Here's the first one. I'm hoping that with a gentle nudge in the right direction the rest of it should fall into place :)

I think I've done the first two parts; I'd appreciate it if someone could check it over because I've probably ballsed up somewhere!

(i) Consider the change of variables

[tex]x=e^{-s} \sin t, \; y=e^{-s}\cos t[/tex] such that [tex]u(x,y) = v(s,t)[/tex].

Use the chain rule to express [tex]\partial v / \partial s[/tex] and [tex]\partial v / \partial t[/tex] in terms of [tex]x,y,\partial u/\partial x[/tex] and [tex]\partial u / \partial y[/tex].

[tex]\frac{\partial x}{\partial s} = -x, \; \frac{\partial x}{\partial t} = y, \; \frac{\partial y}{\partial s} = -y, \; \frac{\partial y}{\partial t} = -x[/tex]

Then we have

[tex]\frac{\partial v}{\partial s} = -x\frac{\partial u}{\partial x} - y\frac{\partial u}{\partial y}[/tex]

[tex]\frac{\partial v}{\partial t} = y\frac{\partial u}{\partial x} - x\frac{\partial u}{\partial y}[/tex].

(ii) Find, similarly, an expression for [tex]\partial^2 v/\partial t^2.[/tex]
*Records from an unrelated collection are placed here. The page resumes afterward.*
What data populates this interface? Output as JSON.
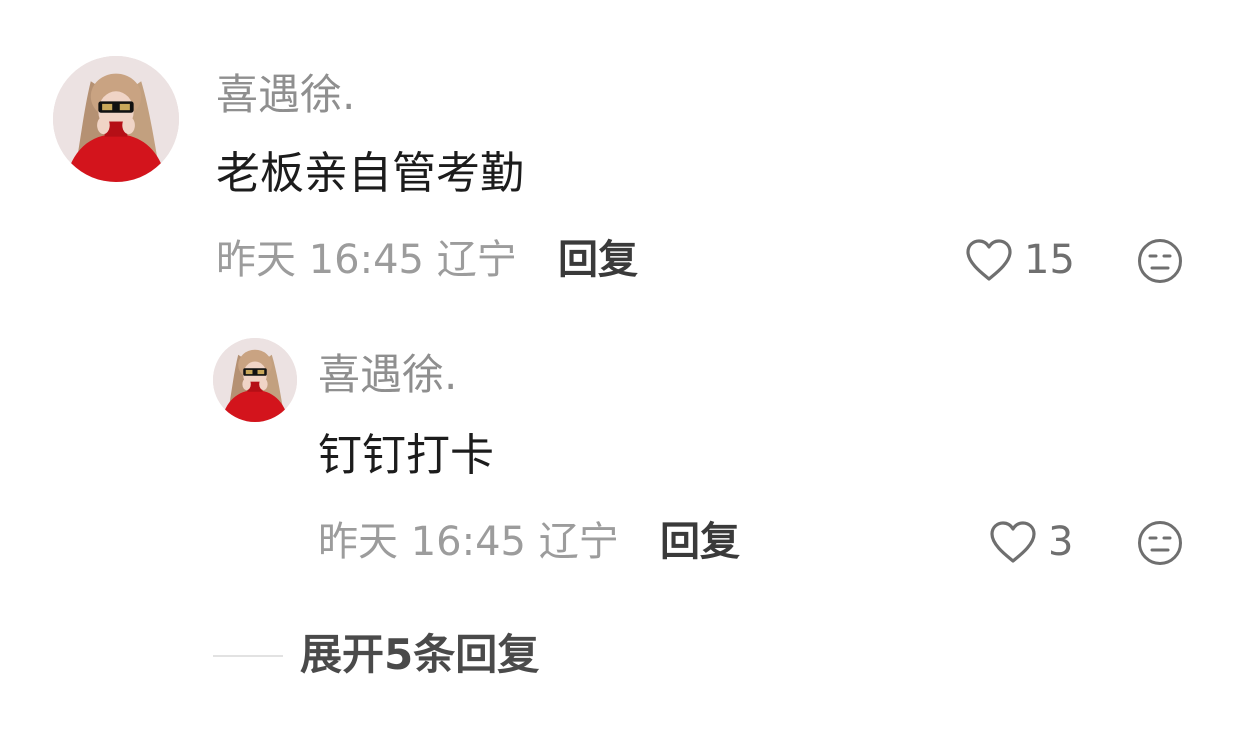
{
  "comment": {
    "username": "喜遇徐.",
    "text": "老板亲自管考勤",
    "time": "昨天 16:45",
    "location": "辽宁",
    "reply_label": "回复",
    "like_count": "15",
    "icons": {
      "like": "heart-outline-icon",
      "react": "neutral-face-icon"
    },
    "reply": {
      "username": "喜遇徐.",
      "text": "钉钉打卡",
      "time": "昨天 16:45",
      "location": "辽宁",
      "reply_label": "回复",
      "like_count": "3"
    }
  },
  "expand_replies_label": "展开5条回复",
  "colors": {
    "username": "#8f8f8f",
    "text": "#1c1c1c",
    "meta": "#9c9c9c",
    "icon": "#6f6f6f",
    "avatar_sweater": "#d3141c"
  }
}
Rewriting the operator [tex]\frac{\partial}{\partial t} = y\frac{\partial}{\partial x} - x\frac{\partial}{\partial y}[/tex], so we find [tex]\frac{\partial^2 v}{\partial t^2} = y\frac{\partial}{\partial x} \left( y\frac{\partial u}{\partial x} - x\frac{\partial u}{\partial y} \right) - x\frac{\partial}{\partial y} \left( y\frac{\partial u}{\partial x} - x\frac{\partial u}{\partial y} \right) [/tex]

[tex]=y \left[ \frac{\partial y}{\partial x}\frac{\partial u}{\partial x} + y \frac{\partial^2 u}{\partial x^2} - \frac{\partial u}{\partial y} - x \frac{\partial^2 u}{\partial x \partial y} \right] - x\left[ \frac{\partial u}{\partial x} + y\frac{\partial^2 u}{\partial y \partial x} - \frac{\partial x}{\partial y}\frac{\partial u}{\partial y} - x\frac{\partial^2 u}{\partial y^2}\right][/tex]
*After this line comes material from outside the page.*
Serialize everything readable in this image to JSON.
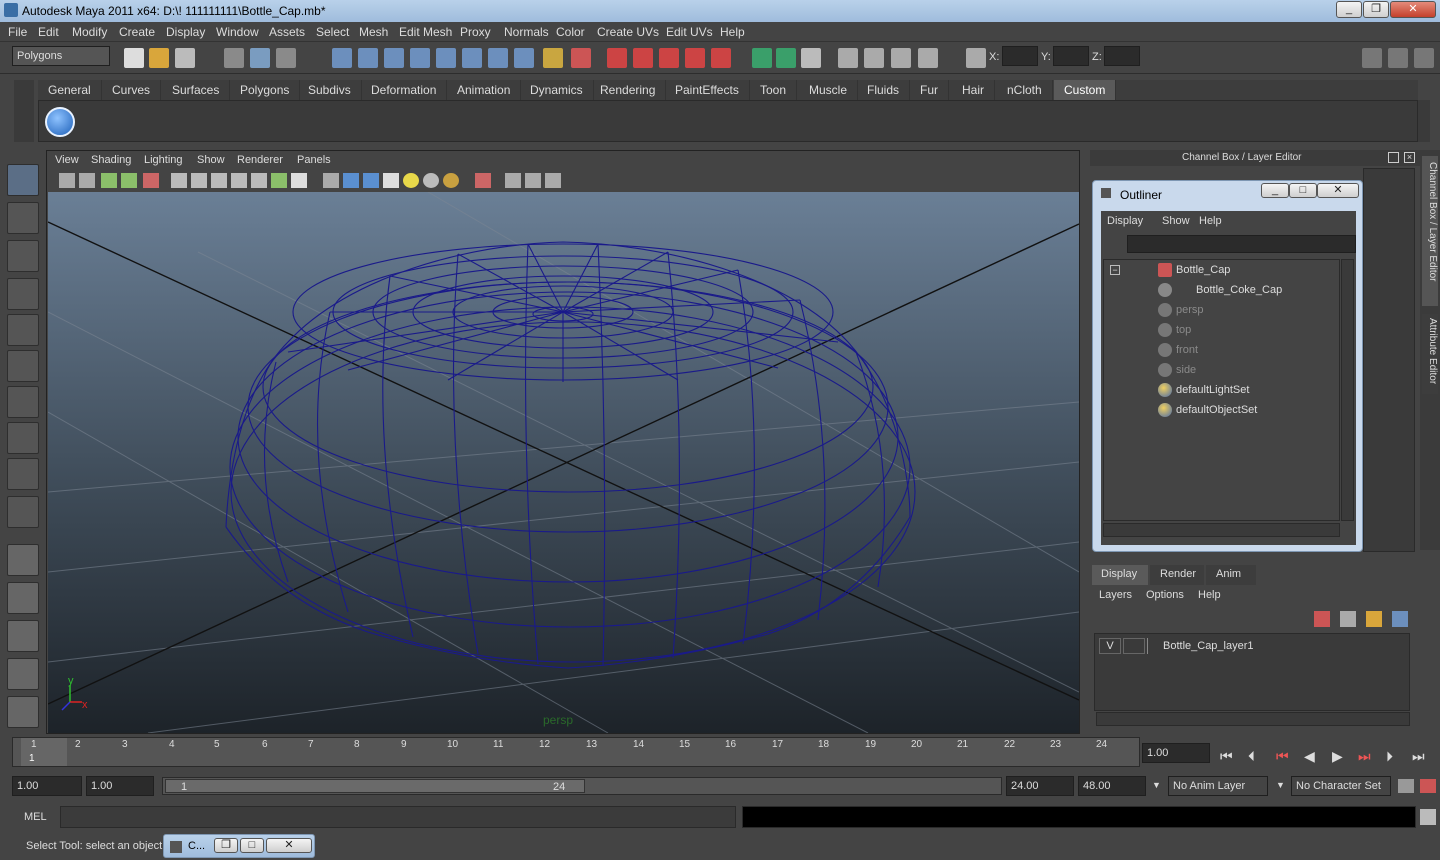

[tex]\Rightarrow \frac{\partial^2 v}{\partial t^2} = y^2 \frac{\partial^2 u}{\partial x^2} - 2xy\frac{\partial^2 u}{\partial x \partial y} + x^2 \frac{\partial^2 u}{\partial y^2} + y\frac{\partial y}{\partial x}\frac{\partial u}{\partial x} + x\frac{\partial x}{\partial y}\frac{\partial u}{\partial y} - y\frac{\partial u}{\partial y} - x \frac{\partial u}{\partial x} [/tex]

Further, [tex]\frac{x}{y}=\tan t[/tex], so [tex]\frac{\partial x}{\partial y} = \tan t = \frac{x}{y}[/tex], and similarly [tex]\frac{\partial y}{\partial x} = \frac{y}{x}[/tex].

Then we have

[tex]\frac{\partial^2 v}{\partial t^2} = y^2 \frac{\partial^2 u}{\partial x^2} - 2xy\frac{\partial^2 u}{\partial x \partial y} + x^2 \frac{\partial^2 u}{\partial y^2} + \frac{y^2}{x}\frac{\partial u}{\partial x} + \frac{x^2}{y}\frac{\partial u}{\partial y} - y\frac{\partial u}{\partial y} - x \frac{\partial u}{\partial x} [/tex]
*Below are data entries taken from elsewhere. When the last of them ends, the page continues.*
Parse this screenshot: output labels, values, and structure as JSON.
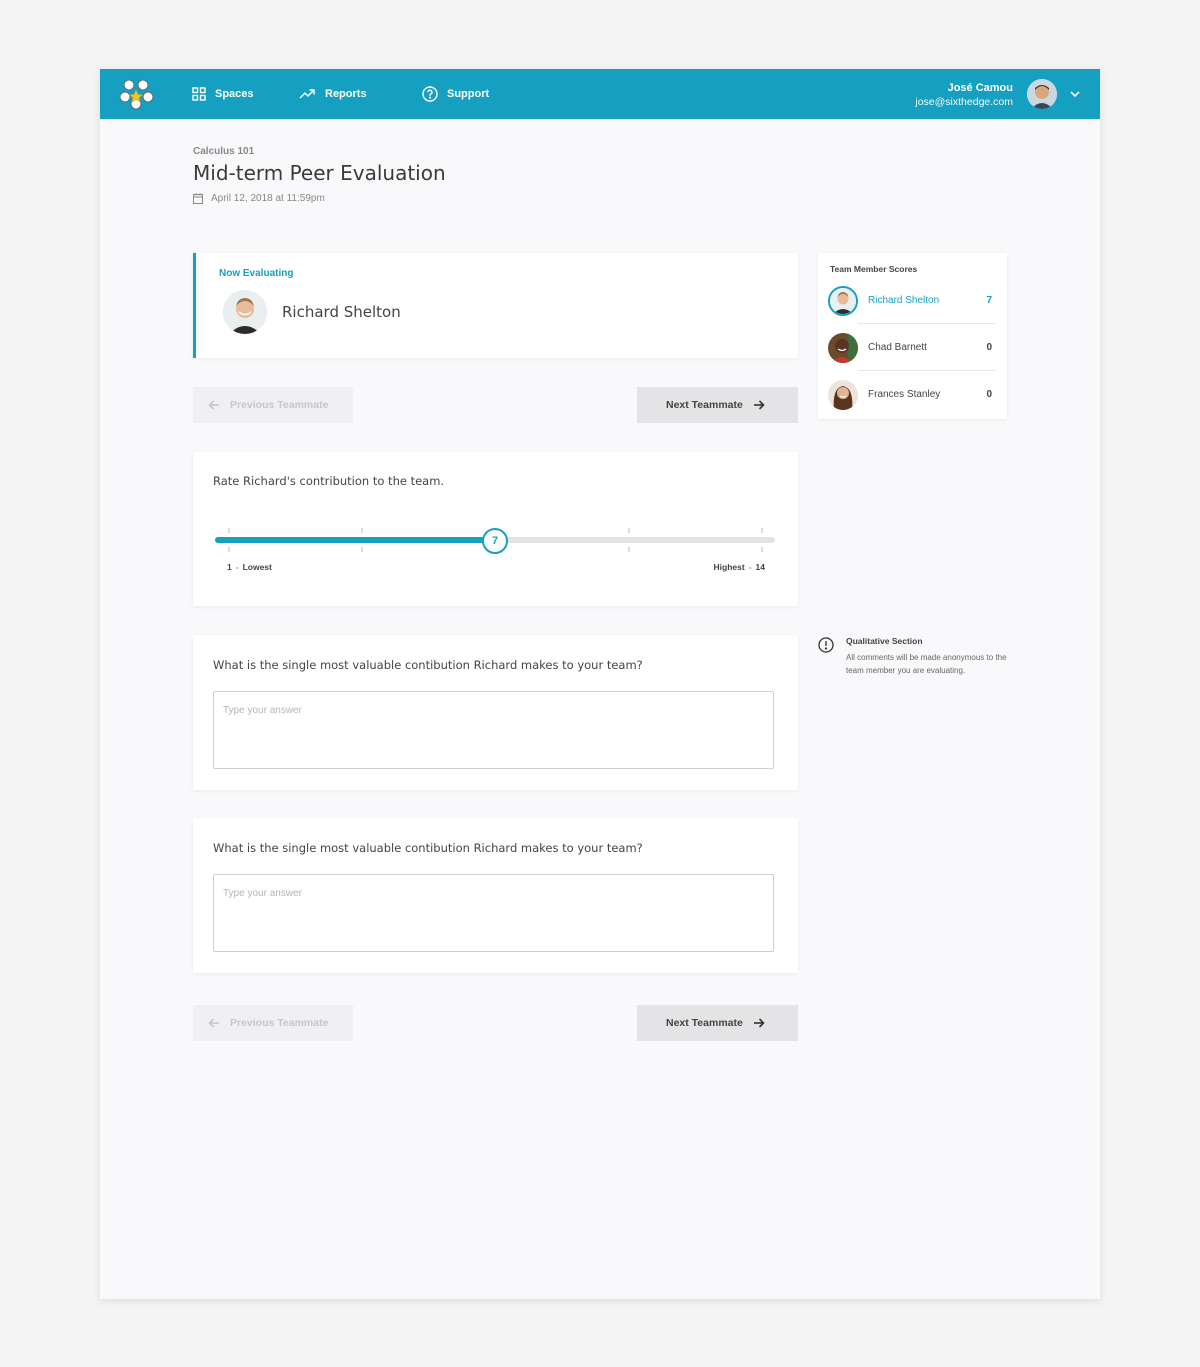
{
  "nav": {
    "items": [
      {
        "label": "Spaces",
        "icon": "grid-icon"
      },
      {
        "label": "Reports",
        "icon": "trend-icon"
      },
      {
        "label": "Support",
        "icon": "help-icon"
      }
    ]
  },
  "user": {
    "name": "José Camou",
    "email": "jose@sixthedge.com"
  },
  "header": {
    "course": "Calculus 101",
    "title": "Mid-term Peer Evaluation",
    "due": "April 12, 2018 at 11:59pm"
  },
  "evaluating": {
    "label": "Now Evaluating",
    "name": "Richard Shelton"
  },
  "buttons": {
    "previous": "Previous Teammate",
    "next": "Next Teammate"
  },
  "rating": {
    "question": "Rate Richard's contribution to the team.",
    "min": 1,
    "max": 14,
    "value": 7,
    "value_label": "7",
    "low_value": "1",
    "low_label": "Lowest",
    "high_label": "Highest",
    "high_value": "14",
    "fill_fraction": 0.5
  },
  "questions": [
    {
      "text": "What is the single most valuable contibution Richard makes to your team?",
      "placeholder": "Type your answer",
      "value": ""
    },
    {
      "text": "What is the single most valuable contibution Richard makes to your team?",
      "placeholder": "Type your answer",
      "value": ""
    }
  ],
  "scores": {
    "title": "Team Member Scores",
    "members": [
      {
        "name": "Richard Shelton",
        "score": "7",
        "active": true
      },
      {
        "name": "Chad Barnett",
        "score": "0",
        "active": false
      },
      {
        "name": "Frances Stanley",
        "score": "0",
        "active": false
      }
    ]
  },
  "qualitative": {
    "title": "Qualitative Section",
    "text": "All comments will be made anonymous to the team member you are evaluating."
  },
  "colors": {
    "accent": "#159fc1",
    "page_bg": "#f9f9fc",
    "outer_bg": "#f4f4f4"
  }
}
(iii) Hence transform the equation [tex]y^2 \frac{\partial^2 u}{\partial x^2} - 2xy\frac{\partial^2 u}{\partial x \partial y} + x^2 \frac{\partial^2 u}{\partial y^2}=0[/tex] into a partial differential equation for v.

We have

[tex]\frac{\partial^2 v}{\partial t^2} - \frac{y^2}{x}\frac{\partial u}{\partial x} - \frac{x^2}{y}\frac{\partial u}{\partial y} + y\frac{\partial u}{\partial y} + x \frac{\partial u}{\partial x}=0[/tex]

[tex]\Rightarrow \frac{\partial^2 v}{\partial t^2} - \frac{\partial v}{\partial s} - \frac{y^2}{x}\frac{\partial u}{\partial x} - \frac{x^2}{y}\frac{\partial u}{\partial y}=0[/tex]

...but I can't see how to get rid of that last pair of terms.

Pointers much appreciated!

Many thanks,